The Gospels of Matthew and Luke record Jesus as indicating that John the Baptist may have been the greatest man who had ever lived—with one caveat.

Matthew 11:11

Luke 7:28

“Truly I tell you, among those born of women no one has arisen greater than John the Baptist; yet the least in the kingdom of heaven is greater than he.”

“I tell you, among those born of women no one is greater than John; yet the least in the kingdom of God is greater than he.”

 

Cyril of Jerusalem (313–386), a theologian of the early church, emphasizes the point:

Even though Elijah the Tishbite was taken up to heaven, he was not greater than John. [See 2 Kings 2:11.]

Enoch too was translated but was not greater than John. [See Gen. 5:24.]

Moses was the greatest of lawgivers and all the prophets were admirable, but none greater than John.

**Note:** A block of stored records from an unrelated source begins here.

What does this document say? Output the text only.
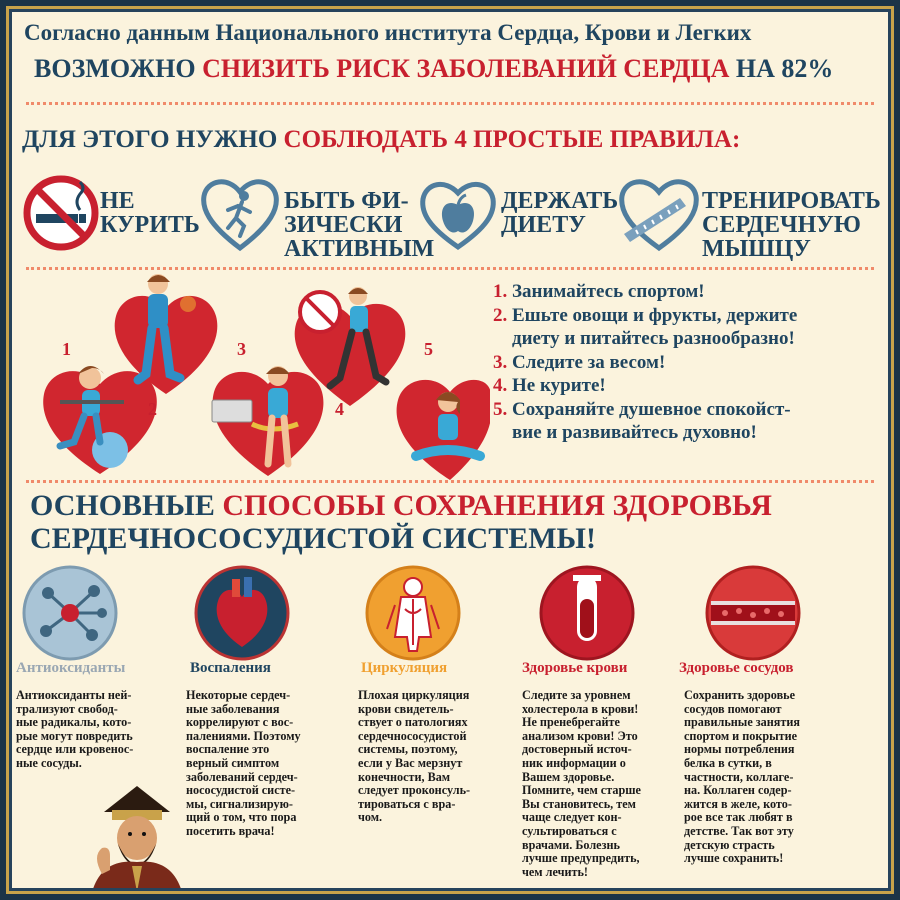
Согласно данным Национального института Сердца, Крови и Легких
ВОЗМОЖНО СНИЗИТЬ РИСК ЗАБОЛЕВАНИЙ СЕРДЦА НА 82%
ДЛЯ ЭТОГО НУЖНО СОБЛЮДАТЬ 4 ПРОСТЫЕ ПРАВИЛА:
НЕ
КУРИТЬ
БЫТЬ ФИ-
ЗИЧЕСКИ
АКТИВНЫМ
ДЕРЖАТЬ
ДИЕТУ
ТРЕНИРОВАТЬ
СЕРДЕЧНУЮ
МЫШЦУ
1
2
3
4
5
1. Занимайтесь спортом!
2. Ешьте овощи и фрукты, держите
диету и питайтесь разнообразно!
3. Следите за весом!
4. Не курите!
5. Сохраняйте душевное спокойст-
вие и развивайтесь духовно!
ОСНОВНЫЕ СПОСОБЫ СОХРАНЕНИЯ ЗДОРОВЬЯ
СЕРДЕЧНОСОСУДИСТОЙ СИСТЕМЫ!
Антиоксиданты	Воспаления	Циркуляция	Здоровье крови	Здоровье сосудов
Антиоксиданты ней-
трализуют свобод-
ные радикалы, кото-
рые могут повредить
сердце или кровенос-
ные сосуды.
Некоторые сердеч-
ные заболевания
коррелируют с вос-
палениями. Поэтому
воспаление это
верный симптом
заболеваний сердеч-
нососудистой систе-
мы, сигнализирую-
щий о том, что пора
посетить врача!
Плохая циркуляция
крови свидетель-
ствует о патологиях
сердечнососудистой
системы, поэтому,
если у Вас мерзнут
конечности, Вам
следует проконсуль-
тироваться с вра-
чом.
Следите за уровнем
холестерола в крови!
Не пренебрегайте
анализом крови! Это
достоверный источ-
ник информации о
Вашем здоровье.
Помните, чем старше
Вы становитесь, тем
чаще следует кон-
сультироваться с
врачами. Болезнь
лучше предупредить,
чем лечить!
Сохранить здоровье
сосудов помогают
правильные занятия
спортом и покрытие
нормы потребления
белка в сутки, в
частности, коллаге-
на. Коллаген содер-
жится в желе, кото-
рое все так любят в
детстве. Так вот эту
детскую страсть
лучше сохранить!
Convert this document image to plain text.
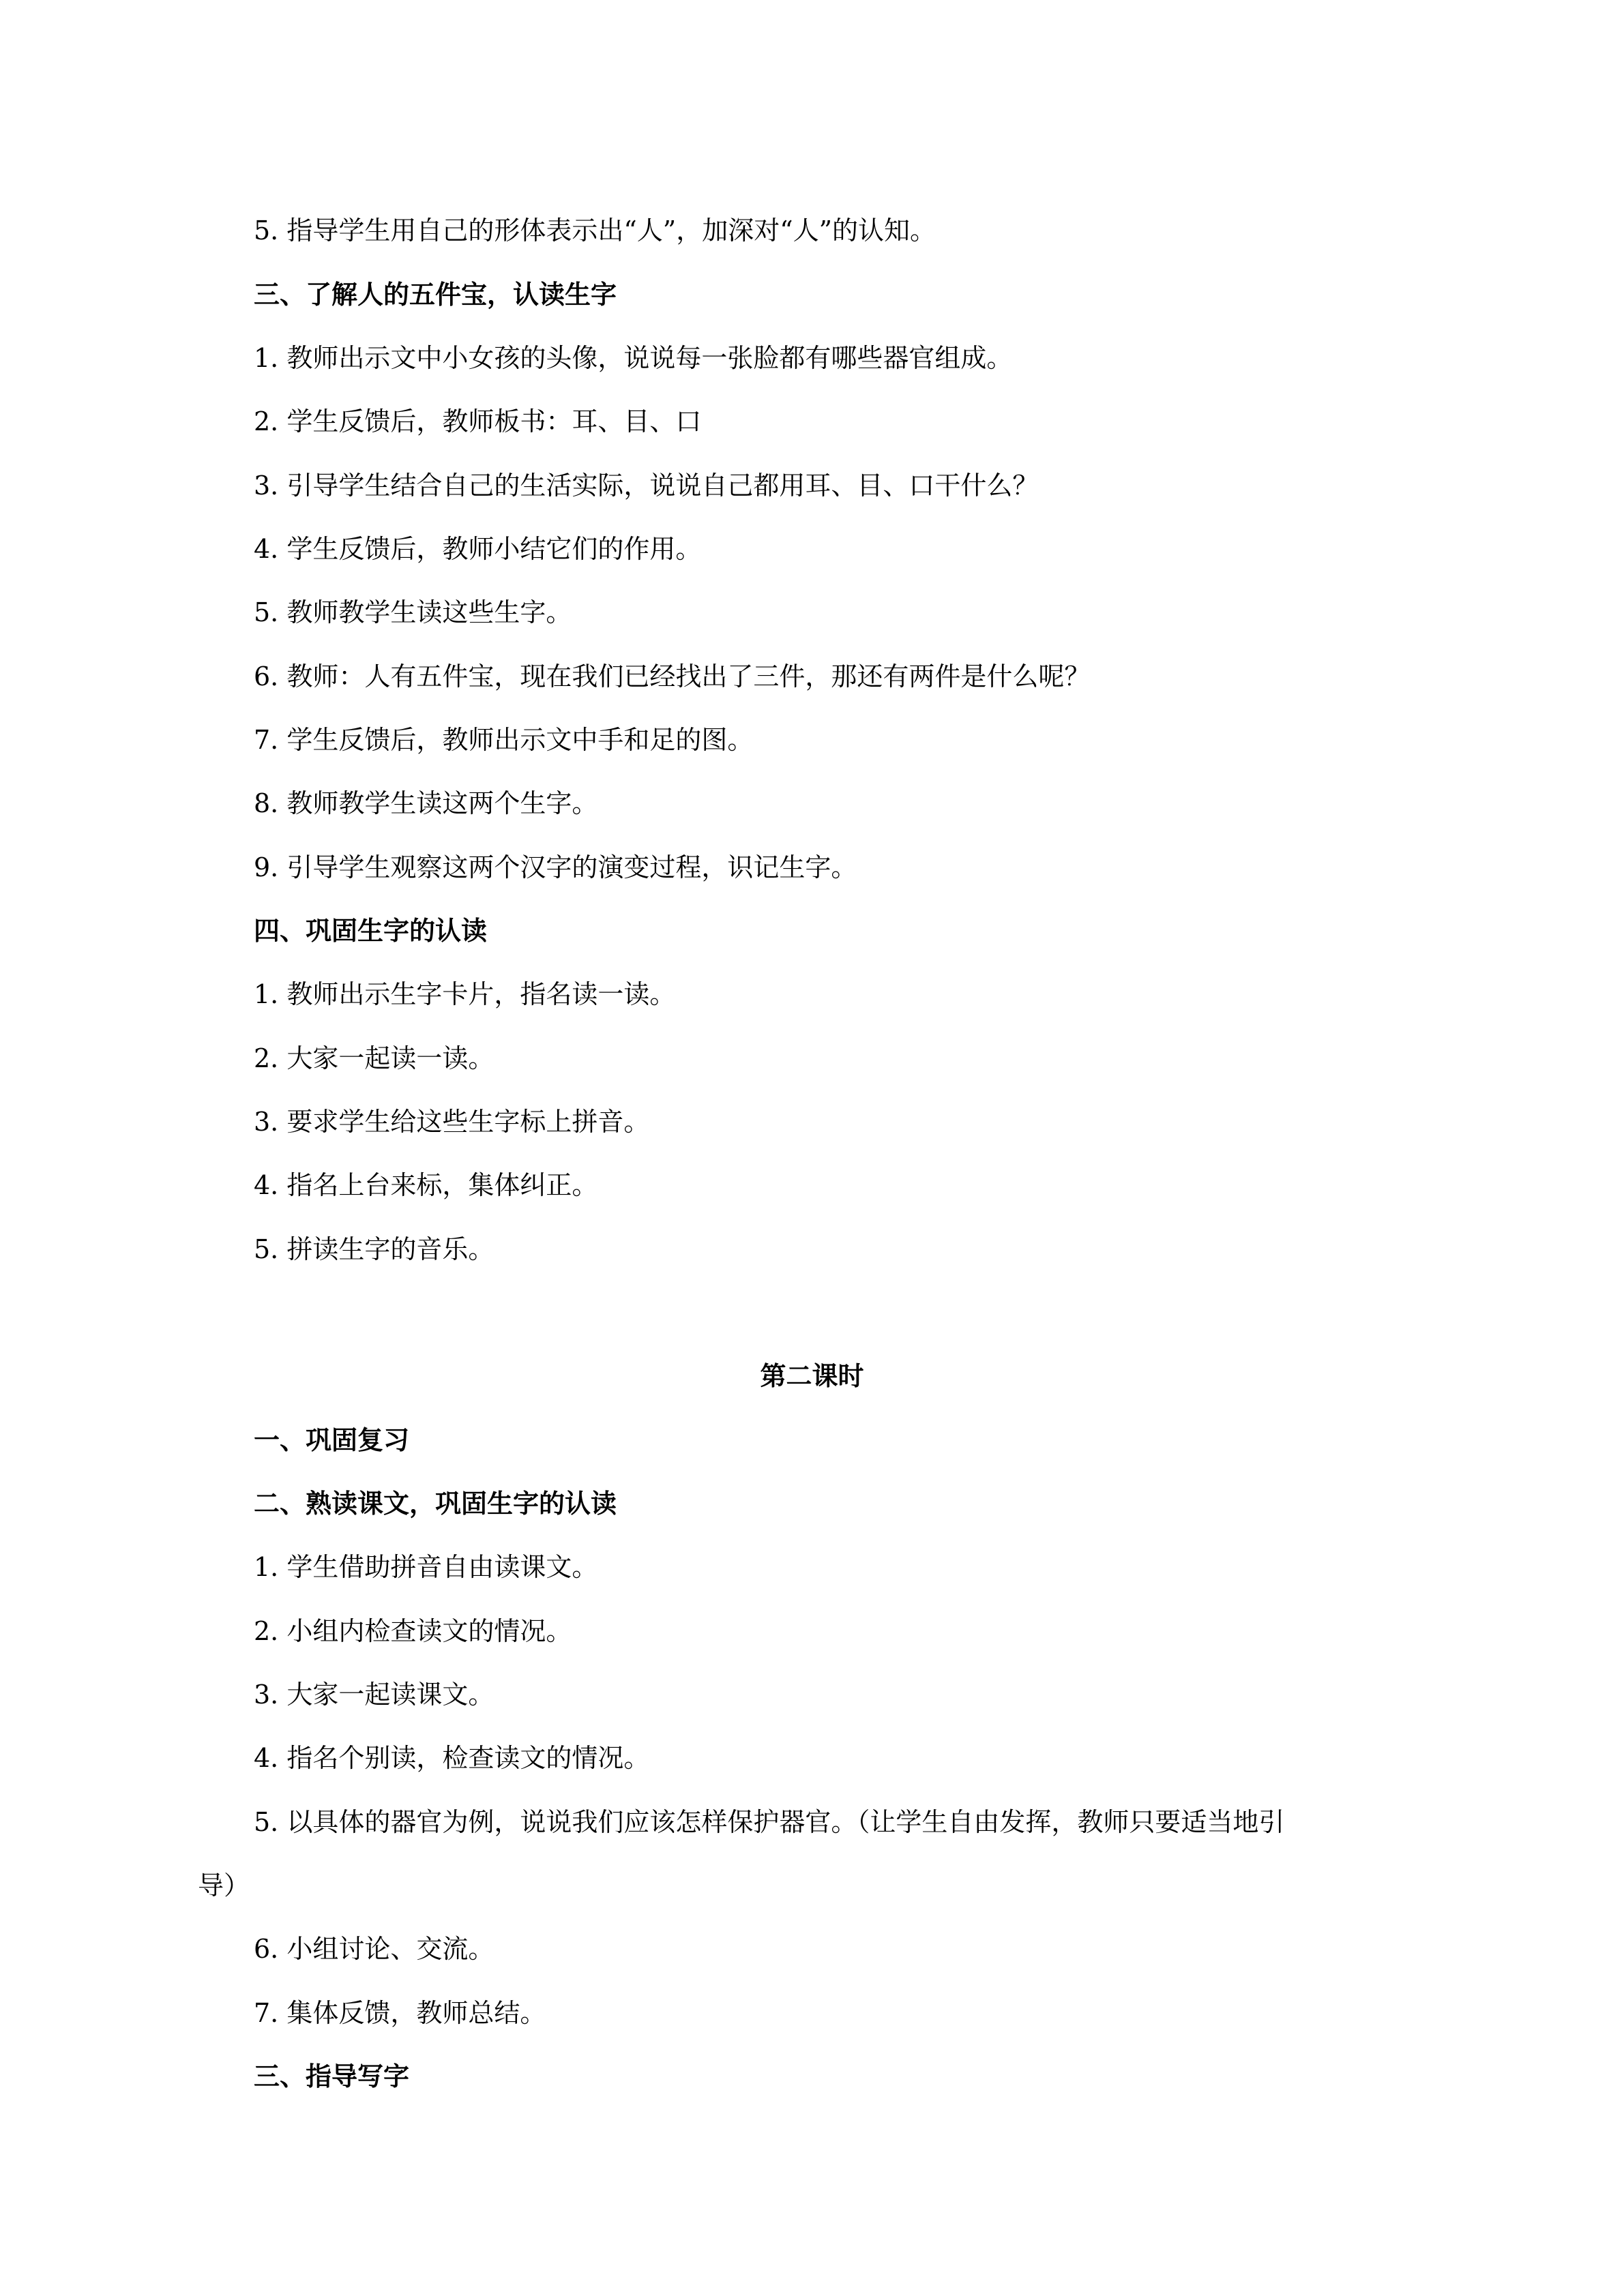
5. 指导学生用自己的形体表示出“人”，加深对“人”的认知。
三、了解人的五件宝，认读生字
1. 教师出示文中小女孩的头像，说说每一张脸都有哪些器官组成。
2. 学生反馈后，教师板书：耳、目、口
3. 引导学生结合自己的生活实际，说说自己都用耳、目、口干什么？
4. 学生反馈后，教师小结它们的作用。
5. 教师教学生读这些生字。
6. 教师：人有五件宝，现在我们已经找出了三件，那还有两件是什么呢？
7. 学生反馈后，教师出示文中手和足的图。
8. 教师教学生读这两个生字。
9. 引导学生观察这两个汉字的演变过程，识记生字。
四、巩固生字的认读
1. 教师出示生字卡片，指名读一读。
2. 大家一起读一读。
3. 要求学生给这些生字标上拼音。
4. 指名上台来标，集体纠正。
5. 拼读生字的音乐。
第二课时
一、巩固复习
二、熟读课文，巩固生字的认读
1. 学生借助拼音自由读课文。
2. 小组内检查读文的情况。
3. 大家一起读课文。
4. 指名个别读，检查读文的情况。
5. 以具体的器官为例，说说我们应该怎样保护器官。（让学生自由发挥，教师只要适当地引
导）
6. 小组讨论、交流。
7. 集体反馈，教师总结。
三、指导写字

It is not I who would dare to compare prophet with prophet, but their Master and ours who himself declared, “Among those born of women, there is none greater than John.”

But then Cyril adds this note: “Observe! Not ‘born of virgins,’ but ‘born of women’!”1

So for Cyril of Jerusalem, John the Baptist can be regarded only as the “second greatest man who ever lived.” Jesus was not born of a woman (but see Gal. 4:4) but of a virgin, and that makes all the difference. (To follow the logic, we must assume that, for Cyril, a “virgin” was not yet a “woman.”)

Other New Testament interpreters would note that John’s preeminence endures only up to the advent of the kingdom of heaven.

The least in the kingdom are greater than him and so, obviously, the greatest in the kingdom—children and the childlike (Matt. 18:4), servants and slaves (Matt. 20:26–27)—must be greater still.

1. J. Ballie et al., eds., Library of Christian Classics, 26 vols. (Philadelphia: Westminster, 1953–66), 4:93–94.